The Epoch of Space: Eliot's Art of Assemblage

Michael Hrebeniak

Reading The Waste Land Study Day, 11 June 2017

Michael Hrebeniak summarises some of the key ideas from his lecture.

T. S. Eliot's The Waste Land strikes a paradox: a bid for conservative recovery inside a radical poetics. This lecture suggested ways of understanding Eliot's great poem in terms of collage, the characteristic predisposition of modernism. This provides a framework for his exploration of the self-conscious surrender of personality and the poet's location within literary tradition.

The lecture considered the poem alongside corresponding movements in music and painting as an assemblage of shards and pieces that must be read through one another: a narrative tension between the linear, the dispersed and the side-by-side that generates fertility from waste. It looked at examples from Stravinsky, jazz, Picasso, and others.

The upshot is a textual focus that swerves completely from final meaning into an attitude of uncertainty that underpins Eliot's delicate exploration of cultural memory.

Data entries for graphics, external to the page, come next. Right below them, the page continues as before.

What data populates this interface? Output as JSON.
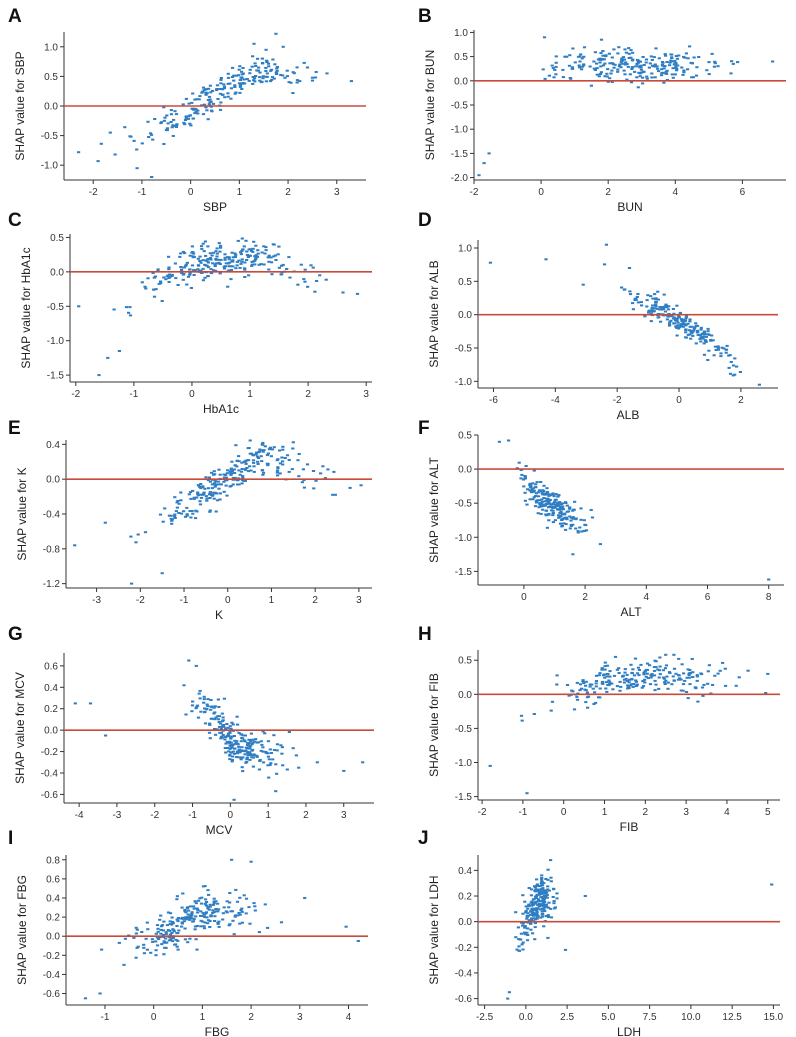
{
  "figure": {
    "point_color": "#2f7ec3",
    "zero_line_color": "#c84b3a",
    "axis_color": "#333333"
  },
  "chart_data": [
    {
      "id": "A",
      "type": "scatter",
      "xlabel": "SBP",
      "ylabel": "SHAP value for SBP",
      "xlim": [
        -2.6,
        3.6
      ],
      "ylim": [
        -1.25,
        1.25
      ],
      "xticks": [
        -2,
        -1,
        0,
        1,
        2,
        3
      ],
      "xtick_labels": [
        "-2",
        "-1",
        "0",
        "1",
        "2",
        "3"
      ],
      "yticks": [
        -1.0,
        -0.5,
        0.0,
        0.5,
        1.0
      ],
      "ytick_labels": [
        "-1.0",
        "-0.5",
        "0.0",
        "0.5",
        "1.0"
      ],
      "trend": [
        [
          -2.4,
          -0.85
        ],
        [
          -2,
          -0.8
        ],
        [
          -1.5,
          -0.7
        ],
        [
          -1,
          -0.55
        ],
        [
          -0.5,
          -0.3
        ],
        [
          0,
          -0.05
        ],
        [
          0.5,
          0.2
        ],
        [
          1,
          0.45
        ],
        [
          1.5,
          0.6
        ],
        [
          2,
          0.55
        ],
        [
          2.5,
          0.5
        ],
        [
          3.5,
          0.45
        ]
      ],
      "spread": 0.14,
      "n": 230,
      "seed": 11,
      "points": [
        [
          -2.3,
          -0.78
        ],
        [
          -1.9,
          -0.93
        ],
        [
          -1.55,
          -0.82
        ],
        [
          -1.65,
          -0.45
        ],
        [
          -1.1,
          -1.05
        ],
        [
          -0.8,
          -1.2
        ],
        [
          1.3,
          1.05
        ],
        [
          1.75,
          1.22
        ],
        [
          1.9,
          1.0
        ],
        [
          2.4,
          0.65
        ],
        [
          2.8,
          0.55
        ],
        [
          3.3,
          0.42
        ],
        [
          2.1,
          0.22
        ],
        [
          1.55,
          0.95
        ]
      ]
    },
    {
      "id": "B",
      "type": "scatter",
      "xlabel": "BUN",
      "ylabel": "SHAP value for BUN",
      "xlim": [
        -2.0,
        7.3
      ],
      "ylim": [
        -2.05,
        1.05
      ],
      "xticks": [
        -2,
        0,
        2,
        4,
        6
      ],
      "xtick_labels": [
        "-2",
        "0",
        "2",
        "4",
        "6"
      ],
      "yticks": [
        -2.0,
        -1.5,
        -1.0,
        -0.5,
        0.0,
        0.5,
        1.0
      ],
      "ytick_labels": [
        "-2.0",
        "-1.5",
        "-1.0",
        "-0.5",
        "0.0",
        "0.5",
        "1.0"
      ],
      "trend": [
        [
          -1.7,
          -1.6
        ],
        [
          -1.3,
          -0.9
        ],
        [
          -1,
          -0.45
        ],
        [
          -0.5,
          -0.2
        ],
        [
          0,
          0.05
        ],
        [
          0.5,
          0.3
        ],
        [
          1,
          0.4
        ],
        [
          2,
          0.35
        ],
        [
          3,
          0.3
        ],
        [
          7,
          0.35
        ]
      ],
      "spread": 0.16,
      "n": 240,
      "seed": 22,
      "points": [
        [
          -1.85,
          -1.95
        ],
        [
          -1.7,
          -1.7
        ],
        [
          -1.55,
          -1.5
        ],
        [
          0.1,
          0.9
        ],
        [
          1.8,
          0.85
        ],
        [
          2.5,
          0.65
        ],
        [
          3.3,
          0.15
        ],
        [
          6.9,
          0.4
        ],
        [
          2.9,
          0.3
        ]
      ]
    },
    {
      "id": "C",
      "type": "scatter",
      "xlabel": "HbA1c",
      "ylabel": "SHAP value for HbA1c",
      "xlim": [
        -2.1,
        3.1
      ],
      "ylim": [
        -1.6,
        0.55
      ],
      "xticks": [
        -2,
        -1,
        0,
        1,
        2,
        3
      ],
      "xtick_labels": [
        "-2",
        "-1",
        "0",
        "1",
        "2",
        "3"
      ],
      "yticks": [
        -1.5,
        -1.0,
        -0.5,
        0.0,
        0.5
      ],
      "ytick_labels": [
        "-1.5",
        "-1.0",
        "-0.5",
        "0.0",
        "0.5"
      ],
      "trend": [
        [
          -2,
          -0.55
        ],
        [
          -1.7,
          -0.85
        ],
        [
          -1.4,
          -0.8
        ],
        [
          -1.1,
          -0.55
        ],
        [
          -0.8,
          -0.25
        ],
        [
          -0.4,
          -0.05
        ],
        [
          0,
          0.1
        ],
        [
          0.5,
          0.18
        ],
        [
          1,
          0.2
        ],
        [
          1.5,
          0.15
        ],
        [
          2,
          0.0
        ],
        [
          2.5,
          -0.2
        ],
        [
          2.85,
          -0.3
        ]
      ],
      "spread": 0.13,
      "n": 260,
      "seed": 33,
      "points": [
        [
          -1.6,
          -1.5
        ],
        [
          -1.45,
          -1.25
        ],
        [
          -1.25,
          -1.15
        ],
        [
          -1.95,
          -0.5
        ],
        [
          2.2,
          -0.05
        ],
        [
          2.6,
          -0.3
        ],
        [
          2.85,
          -0.32
        ],
        [
          1.4,
          0.4
        ],
        [
          1.1,
          0.38
        ]
      ]
    },
    {
      "id": "D",
      "type": "scatter",
      "xlabel": "ALB",
      "ylabel": "SHAP value for ALB",
      "xlim": [
        -6.5,
        3.2
      ],
      "ylim": [
        -1.1,
        1.12
      ],
      "xticks": [
        -6,
        -4,
        -2,
        0,
        2
      ],
      "xtick_labels": [
        "-6",
        "-4",
        "-2",
        "0",
        "2"
      ],
      "yticks": [
        -1.0,
        -0.5,
        0.0,
        0.5,
        1.0
      ],
      "ytick_labels": [
        "-1.0",
        "-0.5",
        "0.0",
        "0.5",
        "1.0"
      ],
      "trend": [
        [
          -3,
          0.6
        ],
        [
          -2.5,
          0.7
        ],
        [
          -2,
          0.65
        ],
        [
          -1.5,
          0.25
        ],
        [
          -1,
          0.15
        ],
        [
          -0.5,
          0.05
        ],
        [
          0,
          -0.1
        ],
        [
          0.5,
          -0.25
        ],
        [
          1,
          -0.4
        ],
        [
          1.5,
          -0.6
        ],
        [
          2,
          -0.8
        ],
        [
          2.7,
          -1.0
        ]
      ],
      "spread": 0.1,
      "n": 230,
      "seed": 44,
      "points": [
        [
          -6.1,
          0.78
        ],
        [
          -4.3,
          0.83
        ],
        [
          -2.35,
          1.05
        ],
        [
          -3.1,
          0.45
        ],
        [
          -1.6,
          0.7
        ],
        [
          2.6,
          -1.05
        ],
        [
          2.1,
          -1.1
        ],
        [
          1.8,
          -0.9
        ]
      ]
    },
    {
      "id": "E",
      "type": "scatter",
      "xlabel": "K",
      "ylabel": "SHAP value for K",
      "xlim": [
        -3.7,
        3.3
      ],
      "ylim": [
        -1.25,
        0.45
      ],
      "xticks": [
        -3,
        -2,
        -1,
        0,
        1,
        2,
        3
      ],
      "xtick_labels": [
        "-3",
        "-2",
        "-1",
        "0",
        "1",
        "2",
        "3"
      ],
      "yticks": [
        -1.2,
        -0.8,
        -0.4,
        0.0,
        0.4
      ],
      "ytick_labels": [
        "-1.2",
        "-0.8",
        "-0.4",
        "0.0",
        "0.4"
      ],
      "trend": [
        [
          -3,
          -0.7
        ],
        [
          -2.5,
          -0.7
        ],
        [
          -2,
          -0.6
        ],
        [
          -1.5,
          -0.45
        ],
        [
          -1,
          -0.3
        ],
        [
          -0.5,
          -0.15
        ],
        [
          0,
          0.0
        ],
        [
          0.5,
          0.2
        ],
        [
          1,
          0.25
        ],
        [
          1.5,
          0.15
        ],
        [
          2,
          0.05
        ],
        [
          2.5,
          -0.05
        ],
        [
          3,
          -0.08
        ]
      ],
      "spread": 0.11,
      "n": 260,
      "seed": 55,
      "points": [
        [
          -3.5,
          -0.76
        ],
        [
          -2.2,
          -1.2
        ],
        [
          -1.5,
          -1.08
        ],
        [
          -2.8,
          -0.5
        ],
        [
          2.8,
          -0.1
        ],
        [
          3.05,
          -0.07
        ],
        [
          2.4,
          -0.18
        ],
        [
          0.8,
          0.4
        ]
      ]
    },
    {
      "id": "F",
      "type": "scatter",
      "xlabel": "ALT",
      "ylabel": "SHAP value for ALT",
      "xlim": [
        -1.5,
        8.5
      ],
      "ylim": [
        -1.7,
        0.5
      ],
      "xticks": [
        0,
        2,
        4,
        6,
        8
      ],
      "xtick_labels": [
        "0",
        "2",
        "4",
        "6",
        "8"
      ],
      "yticks": [
        -1.5,
        -1.0,
        -0.5,
        0.0,
        0.5
      ],
      "ytick_labels": [
        "-1.5",
        "-1.0",
        "-0.5",
        "0.0",
        "0.5"
      ],
      "trend": [
        [
          -0.9,
          0.25
        ],
        [
          -0.6,
          0.2
        ],
        [
          -0.3,
          0.05
        ],
        [
          0,
          -0.2
        ],
        [
          0.5,
          -0.4
        ],
        [
          1,
          -0.55
        ],
        [
          1.5,
          -0.7
        ],
        [
          2,
          -0.85
        ],
        [
          2.6,
          -1.0
        ]
      ],
      "spread": 0.12,
      "n": 220,
      "seed": 66,
      "points": [
        [
          8.0,
          -1.62
        ],
        [
          2.5,
          -1.1
        ],
        [
          2.2,
          -0.6
        ],
        [
          1.6,
          -1.25
        ],
        [
          -0.8,
          0.4
        ],
        [
          -0.5,
          0.42
        ]
      ]
    },
    {
      "id": "G",
      "type": "scatter",
      "xlabel": "MCV",
      "ylabel": "SHAP value for MCV",
      "xlim": [
        -4.4,
        3.8
      ],
      "ylim": [
        -0.68,
        0.72
      ],
      "xticks": [
        -4,
        -3,
        -2,
        -1,
        0,
        1,
        2,
        3
      ],
      "xtick_labels": [
        "-4",
        "-3",
        "-2",
        "-1",
        "0",
        "1",
        "2",
        "3"
      ],
      "yticks": [
        -0.6,
        -0.4,
        -0.2,
        0.0,
        0.2,
        0.4,
        0.6
      ],
      "ytick_labels": [
        "-0.6",
        "-0.4",
        "-0.2",
        "0.0",
        "0.2",
        "0.4",
        "0.6"
      ],
      "trend": [
        [
          -2,
          0.3
        ],
        [
          -1.5,
          0.32
        ],
        [
          -1,
          0.3
        ],
        [
          -0.5,
          0.15
        ],
        [
          0,
          -0.1
        ],
        [
          0.5,
          -0.2
        ],
        [
          1,
          -0.25
        ],
        [
          1.5,
          -0.25
        ],
        [
          2,
          -0.2
        ]
      ],
      "spread": 0.1,
      "n": 250,
      "seed": 77,
      "points": [
        [
          -4.1,
          0.25
        ],
        [
          -3.7,
          0.25
        ],
        [
          -3.3,
          -0.05
        ],
        [
          -1.1,
          0.65
        ],
        [
          -0.9,
          0.6
        ],
        [
          3.5,
          -0.3
        ],
        [
          3.0,
          -0.38
        ],
        [
          1.2,
          -0.57
        ],
        [
          0.1,
          -0.65
        ],
        [
          2.3,
          -0.3
        ]
      ]
    },
    {
      "id": "H",
      "type": "scatter",
      "xlabel": "FIB",
      "ylabel": "SHAP value for FIB",
      "xlim": [
        -2.1,
        5.3
      ],
      "ylim": [
        -1.55,
        0.65
      ],
      "xticks": [
        -2,
        -1,
        0,
        1,
        2,
        3,
        4,
        5
      ],
      "xtick_labels": [
        "-2",
        "-1",
        "0",
        "1",
        "2",
        "3",
        "4",
        "5"
      ],
      "yticks": [
        -1.5,
        -1.0,
        -0.5,
        0.0,
        0.5
      ],
      "ytick_labels": [
        "-1.5",
        "-1.0",
        "-0.5",
        "0.0",
        "0.5"
      ],
      "trend": [
        [
          -1.9,
          -0.7
        ],
        [
          -1.5,
          -0.55
        ],
        [
          -1,
          -0.4
        ],
        [
          -0.5,
          -0.2
        ],
        [
          0,
          0.0
        ],
        [
          0.5,
          0.1
        ],
        [
          1,
          0.2
        ],
        [
          1.5,
          0.25
        ],
        [
          2,
          0.3
        ],
        [
          2.5,
          0.3
        ],
        [
          3,
          0.25
        ],
        [
          5,
          0.2
        ]
      ],
      "spread": 0.12,
      "n": 230,
      "seed": 88,
      "points": [
        [
          -0.9,
          -1.45
        ],
        [
          -1.8,
          -1.05
        ],
        [
          2.5,
          0.58
        ],
        [
          2.7,
          0.58
        ],
        [
          4.3,
          0.25
        ],
        [
          5.0,
          0.3
        ],
        [
          4.95,
          0.02
        ],
        [
          3.4,
          0.1
        ]
      ]
    },
    {
      "id": "I",
      "type": "scatter",
      "xlabel": "FBG",
      "ylabel": "SHAP value for FBG",
      "xlim": [
        -1.8,
        4.4
      ],
      "ylim": [
        -0.72,
        0.85
      ],
      "xticks": [
        -1,
        0,
        1,
        2,
        3,
        4
      ],
      "xtick_labels": [
        "-1",
        "0",
        "1",
        "2",
        "3",
        "4"
      ],
      "yticks": [
        -0.6,
        -0.4,
        -0.2,
        0.0,
        0.2,
        0.4,
        0.6,
        0.8
      ],
      "ytick_labels": [
        "-0.6",
        "-0.4",
        "-0.2",
        "0.0",
        "0.2",
        "0.4",
        "0.6",
        "0.8"
      ],
      "trend": [
        [
          -1.6,
          -0.35
        ],
        [
          -1,
          -0.25
        ],
        [
          -0.5,
          -0.15
        ],
        [
          0,
          -0.05
        ],
        [
          0.5,
          0.1
        ],
        [
          1,
          0.25
        ],
        [
          1.5,
          0.3
        ],
        [
          2,
          0.25
        ],
        [
          2.5,
          0.2
        ],
        [
          3,
          0.15
        ]
      ],
      "spread": 0.11,
      "n": 250,
      "seed": 99,
      "points": [
        [
          1.6,
          0.8
        ],
        [
          2.0,
          0.78
        ],
        [
          -1.4,
          -0.65
        ],
        [
          -1.1,
          -0.6
        ],
        [
          3.95,
          0.1
        ],
        [
          4.2,
          -0.05
        ],
        [
          3.1,
          0.4
        ]
      ]
    },
    {
      "id": "J",
      "type": "scatter",
      "xlabel": "LDH",
      "ylabel": "SHAP value for LDH",
      "xlim": [
        -2.9,
        15.4
      ],
      "ylim": [
        -0.65,
        0.52
      ],
      "xticks": [
        -2.5,
        0.0,
        2.5,
        5.0,
        7.5,
        10.0,
        12.5,
        15.0
      ],
      "xtick_labels": [
        "-2.5",
        "0.0",
        "2.5",
        "5.0",
        "7.5",
        "10.0",
        "12.5",
        "15.0"
      ],
      "yticks": [
        -0.6,
        -0.4,
        -0.2,
        0.0,
        0.2,
        0.4
      ],
      "ytick_labels": [
        "-0.6",
        "-0.4",
        "-0.2",
        "0.0",
        "0.2",
        "0.4"
      ],
      "trend": [
        [
          -1.3,
          -0.35
        ],
        [
          -1,
          -0.25
        ],
        [
          -0.5,
          -0.12
        ],
        [
          0,
          0.0
        ],
        [
          0.5,
          0.1
        ],
        [
          1,
          0.18
        ],
        [
          1.5,
          0.2
        ],
        [
          2,
          0.1
        ],
        [
          2.5,
          0.05
        ]
      ],
      "spread": 0.09,
      "n": 230,
      "seed": 111,
      "points": [
        [
          14.9,
          0.29
        ],
        [
          3.6,
          0.2
        ],
        [
          1.5,
          0.48
        ],
        [
          -1.1,
          -0.6
        ],
        [
          -1.0,
          -0.55
        ],
        [
          2.4,
          -0.22
        ]
      ]
    }
  ]
}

Fluctuating patterns and recesses within the poem's narrative enforce reflection and encourage agility in the act of reading, which becomes an unprejudiced adventure.

It is here that The Waste Land's collage of 'broken images' might ironically yield a new consciousness, activating the poem's references to vegetation and anthropological myths of renewal through the radiant chambers of our own minds.